Les offres commerciales bien ficelées qui promettent le règlement des obsèques ne sont toujours pas à la hauteur des attentes. Voici ce qu’il faut savoir avant de s’engager.
Assurance décès, contrat de prévoyance, convention obsèques… trois millions de français ont souscrit ce type d’offre pour soulager leur famille de la prise en charge de leurs funérailles. Et le marché marque une belle croissance d’environ 10 %, chaque année. Ces contrats aux appellations déclinables à l’infini, recèlent de graves écueils que, bien souvent, le souscripteur ne soupçonne même pas.

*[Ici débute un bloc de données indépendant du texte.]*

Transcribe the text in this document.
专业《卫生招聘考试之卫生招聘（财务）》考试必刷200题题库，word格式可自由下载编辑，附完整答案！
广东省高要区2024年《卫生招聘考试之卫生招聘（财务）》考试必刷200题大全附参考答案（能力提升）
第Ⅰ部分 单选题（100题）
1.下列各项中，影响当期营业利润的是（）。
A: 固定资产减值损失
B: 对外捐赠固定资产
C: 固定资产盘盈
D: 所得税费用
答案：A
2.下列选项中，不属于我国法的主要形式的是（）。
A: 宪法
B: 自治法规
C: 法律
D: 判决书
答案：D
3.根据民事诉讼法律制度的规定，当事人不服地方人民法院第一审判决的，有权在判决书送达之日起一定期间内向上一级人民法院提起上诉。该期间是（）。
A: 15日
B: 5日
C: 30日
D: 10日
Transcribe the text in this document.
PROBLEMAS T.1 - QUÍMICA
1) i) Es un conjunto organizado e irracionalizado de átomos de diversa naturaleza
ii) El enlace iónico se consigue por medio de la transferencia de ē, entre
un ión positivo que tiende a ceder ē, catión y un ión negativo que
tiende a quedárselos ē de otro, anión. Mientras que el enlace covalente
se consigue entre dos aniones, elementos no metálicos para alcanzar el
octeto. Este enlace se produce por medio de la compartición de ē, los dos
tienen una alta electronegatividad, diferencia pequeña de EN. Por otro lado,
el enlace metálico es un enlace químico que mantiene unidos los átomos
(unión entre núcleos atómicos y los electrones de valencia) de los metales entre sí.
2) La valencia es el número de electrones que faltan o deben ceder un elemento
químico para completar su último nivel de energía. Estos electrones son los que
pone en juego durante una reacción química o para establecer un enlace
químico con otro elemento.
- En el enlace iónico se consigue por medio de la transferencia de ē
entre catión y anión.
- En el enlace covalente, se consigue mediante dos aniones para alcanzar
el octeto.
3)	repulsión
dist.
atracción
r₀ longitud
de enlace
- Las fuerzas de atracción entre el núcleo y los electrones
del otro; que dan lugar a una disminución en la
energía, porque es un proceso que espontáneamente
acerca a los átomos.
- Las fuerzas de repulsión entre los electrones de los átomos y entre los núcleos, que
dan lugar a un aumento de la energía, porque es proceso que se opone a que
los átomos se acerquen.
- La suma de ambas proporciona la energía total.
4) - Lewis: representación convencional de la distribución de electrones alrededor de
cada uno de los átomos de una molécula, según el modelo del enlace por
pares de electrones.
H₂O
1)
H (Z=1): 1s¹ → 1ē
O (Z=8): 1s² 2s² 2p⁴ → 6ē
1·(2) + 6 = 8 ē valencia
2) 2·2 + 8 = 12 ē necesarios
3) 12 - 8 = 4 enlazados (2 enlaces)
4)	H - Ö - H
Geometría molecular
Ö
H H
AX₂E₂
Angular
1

3 contrats sur 4 ne sont que des assurances vie classiques
75 % des contrats obsèques signés par les particuliers ne sont en fait qu’une assurance vie qui prévoit après décès le versement d’un capital à une personne désignée. Ces contrats sont majoritaires parce qu’ils sont proposés par les forces commerciales des banques et des assurances dont le métier est de placer de l’argent. En moyenne, le capital versé, issu des primes versées par le souscripteur du contrat, s’élève à 4.000 €. « Il est très important d’indiquer que la somme dévolue servira au règlement des funérailles », conseille Philippe Martineau, Directeur général du réseau Le choix funéraire. C’est judicieux car, en pratique, rien n’oblige celui qui perçoit le capital à régler les obsèques. Les litiges sur ce point, portés par les héritiers, sont en augmentation. Juridiquement, ils sont tenus de payer les obsèques du défunt et n’ont aucun recours contre celui qui a touché le capital de l’assurance obsèques.
Autre point noir : ce type de contrat n’apporte aucune garantie du paiement intégral des frais de funérailles. « L’argent placé est rémunéré à environ 3 %, par an, alors que les prix des entreprises de pompes funèbres prennent + 8 % chaque année » alerte Michel Kawnick, Président de l’Association française d’information funéraire. Si tant est que le bénéficiaire du contrat règle effectivement les obsèques, il y a des chances que le capital versé ne suffise par à régler les frais réels de l’enterrement.
Des funérailles « standard » ou « sur mesure »
Les contrats obsèques dits « en prestations » sont ciblés sur l’organisation des funérailles. Il existe des formules « clefs en main » qui n’offrent pas le choix des produits ni des services et celles « personnalisées » qui permettent de décider à l’avance du modèle de cercueil ou d’urne, de la teneur des décorations florales, du nombre de porteurs et de toutes les dernières volontés… Dans ce cas de figure, il faut faire jouer la concurrence car les prix, pour des prestations identiques, vont du simple au quintuple. Depuis 2011, les entreprises de pompes funèbres sont tenues d’établir un devis détaillé, selon un formulaire type qui facilite les comparaisons pour le client.
Attention, ce type de contrat ne garantit pas davantage la réalisation effective des dernières volontés, pas plus qu’il n’assure le règlement intégral des frais de funérailles. Si les sommes versées de son vivant par le défunt ne sont pas suffisantes, ses héritiers devront soit verser la différence de prix pour l’exécution des souhaits du disparu, soit réduire les prestations.
Aucun registre officiel
Ceux qui souscrivent une assurance décès doivent impérativement le dire à leurs proches. Il n’existe pas de registre national qui recense les noms de ceux qui ont prévu, par contrat, leurs obsèques. La meilleure protection des héritiers consiste avant toute chose à leur remettre une copie du contrat souscrit.